Here’s a few ideas to consider:
- 401(k) or other employer-sponsored retirement plan
If you work for an employer that offers a 401(k)-retirement plan, consider investing regularly in this account. With a 401(k), you will be able to have money regularly deposited from your paycheck in the account pre-tax and allow it to grow over time. Additionally, many employers will match some part of contributions to incentivize employees to participate. This typically is a percentage of your paycheck they will match.
Taking money out of your retirement account can cause taxes and penalties, along with limiting the potential of your money growing over time.
An IRA, or individual retirement account, is worth considering as a supplemental retirement account.
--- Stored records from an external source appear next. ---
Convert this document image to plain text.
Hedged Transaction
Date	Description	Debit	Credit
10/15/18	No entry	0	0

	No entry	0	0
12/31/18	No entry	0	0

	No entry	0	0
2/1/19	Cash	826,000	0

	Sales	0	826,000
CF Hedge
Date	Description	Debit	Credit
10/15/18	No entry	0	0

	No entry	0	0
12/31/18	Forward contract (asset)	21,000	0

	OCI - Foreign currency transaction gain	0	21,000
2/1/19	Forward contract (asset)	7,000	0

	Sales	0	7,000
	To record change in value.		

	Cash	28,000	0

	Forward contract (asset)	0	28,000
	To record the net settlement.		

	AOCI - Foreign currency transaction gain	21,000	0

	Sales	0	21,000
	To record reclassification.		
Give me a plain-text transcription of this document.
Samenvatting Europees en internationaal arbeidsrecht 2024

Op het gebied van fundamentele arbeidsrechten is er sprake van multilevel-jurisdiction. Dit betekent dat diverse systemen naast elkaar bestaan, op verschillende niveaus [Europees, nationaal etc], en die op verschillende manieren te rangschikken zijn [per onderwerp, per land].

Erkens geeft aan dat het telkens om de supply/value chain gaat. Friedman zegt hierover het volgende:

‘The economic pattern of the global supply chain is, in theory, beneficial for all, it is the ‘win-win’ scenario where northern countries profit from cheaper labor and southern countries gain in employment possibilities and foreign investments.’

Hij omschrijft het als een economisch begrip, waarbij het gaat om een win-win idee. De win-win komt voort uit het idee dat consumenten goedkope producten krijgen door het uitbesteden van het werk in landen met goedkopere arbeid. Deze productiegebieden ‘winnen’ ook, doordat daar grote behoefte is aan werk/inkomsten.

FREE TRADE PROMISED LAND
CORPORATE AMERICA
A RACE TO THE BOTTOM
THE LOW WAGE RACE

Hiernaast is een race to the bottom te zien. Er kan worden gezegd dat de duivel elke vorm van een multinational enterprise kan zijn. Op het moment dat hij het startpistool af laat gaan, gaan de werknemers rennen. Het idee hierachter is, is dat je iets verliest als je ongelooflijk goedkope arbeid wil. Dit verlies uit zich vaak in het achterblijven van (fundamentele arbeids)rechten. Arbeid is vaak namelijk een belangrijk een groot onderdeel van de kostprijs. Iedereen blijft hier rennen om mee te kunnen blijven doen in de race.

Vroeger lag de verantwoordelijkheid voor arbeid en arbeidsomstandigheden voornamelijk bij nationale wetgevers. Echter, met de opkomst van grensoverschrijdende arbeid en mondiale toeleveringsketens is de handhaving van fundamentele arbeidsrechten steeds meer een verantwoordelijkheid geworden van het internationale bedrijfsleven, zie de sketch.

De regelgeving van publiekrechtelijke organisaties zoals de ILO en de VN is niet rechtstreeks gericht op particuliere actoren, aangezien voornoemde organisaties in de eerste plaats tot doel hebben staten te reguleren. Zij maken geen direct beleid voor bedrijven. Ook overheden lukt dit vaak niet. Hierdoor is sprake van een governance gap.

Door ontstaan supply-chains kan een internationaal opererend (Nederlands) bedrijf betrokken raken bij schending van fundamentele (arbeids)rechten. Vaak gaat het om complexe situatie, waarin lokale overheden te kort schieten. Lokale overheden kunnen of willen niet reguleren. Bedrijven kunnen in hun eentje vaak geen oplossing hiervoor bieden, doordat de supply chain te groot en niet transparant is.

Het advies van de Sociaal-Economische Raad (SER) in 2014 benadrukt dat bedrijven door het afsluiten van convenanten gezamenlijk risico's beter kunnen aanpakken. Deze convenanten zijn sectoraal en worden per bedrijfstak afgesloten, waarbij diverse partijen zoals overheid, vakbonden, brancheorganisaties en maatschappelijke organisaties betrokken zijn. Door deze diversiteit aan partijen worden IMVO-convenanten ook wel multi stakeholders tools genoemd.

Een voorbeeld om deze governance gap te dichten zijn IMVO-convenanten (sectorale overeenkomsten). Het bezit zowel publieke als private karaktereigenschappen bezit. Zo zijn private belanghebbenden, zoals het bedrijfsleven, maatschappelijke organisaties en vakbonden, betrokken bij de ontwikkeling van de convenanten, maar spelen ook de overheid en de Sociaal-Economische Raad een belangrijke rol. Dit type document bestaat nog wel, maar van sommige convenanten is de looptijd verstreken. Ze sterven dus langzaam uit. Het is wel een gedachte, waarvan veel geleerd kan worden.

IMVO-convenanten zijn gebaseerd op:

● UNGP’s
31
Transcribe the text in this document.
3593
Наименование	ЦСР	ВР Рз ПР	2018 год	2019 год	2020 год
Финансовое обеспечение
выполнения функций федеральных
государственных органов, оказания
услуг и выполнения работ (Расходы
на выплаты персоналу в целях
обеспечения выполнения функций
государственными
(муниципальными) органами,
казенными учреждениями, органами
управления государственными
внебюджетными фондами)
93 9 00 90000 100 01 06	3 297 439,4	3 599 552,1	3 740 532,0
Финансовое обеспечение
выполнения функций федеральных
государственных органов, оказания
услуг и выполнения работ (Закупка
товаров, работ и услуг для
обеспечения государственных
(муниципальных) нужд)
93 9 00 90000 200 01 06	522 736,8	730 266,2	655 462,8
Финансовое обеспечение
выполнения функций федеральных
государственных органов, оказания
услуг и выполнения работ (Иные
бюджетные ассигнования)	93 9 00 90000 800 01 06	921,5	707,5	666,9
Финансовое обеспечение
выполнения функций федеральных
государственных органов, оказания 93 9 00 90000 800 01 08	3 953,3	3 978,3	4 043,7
There are several types of IRA accounts, including traditional IRA, Roth IRA, and SEP IRA. Each comes with its own tax structure, so be sure to find the one that works best for you.
You can open a traditional or Roth IRA with M1, and it only takes a few minutes to set up.
- Health Savings Account
If you have a qualifying high-deductible health plan (HDHP), you may consider using a Health Savings Account (HSA).
This account comes with significant tax benefits to help you save for future medical expenses — which all of us will incur at some point. However, if you can put money away in an HSA and avoid using it — the account also has an investable brokerage portion to it.
If you can stack your retirement savings within a 401(k), IRA and HSA, you’re really setting yourself up for a potentially fruitful investing journey by building wealth slowly.
Long-term patience and consistently can pay off
Between these three investing accounts, you can quickly begin growing your nest egg.
For example, let’s say you’re 30 years old and between these three accounts you pledge to put away $25,000 per year until you’re 60 years old. At a 6% return each year, you will have nearly $2.1 million.
For another example: If you’re starting a bit later at 40 years old but decide to completely max out these three retirement accounts ($32,850 in 2023), and you do this consistently for 20 years. At a 6% return, your investment will amass to nearly $1.3 million.
The M1 bottom line
In a world of meme stocks and popularity of investing in risky short-term bets, these are the methods some take to build wealth slowly. The truth is that the path to real wealth isn’t quick and easy, but rather a consistent strategy that works for your situation, executed over a long period of time.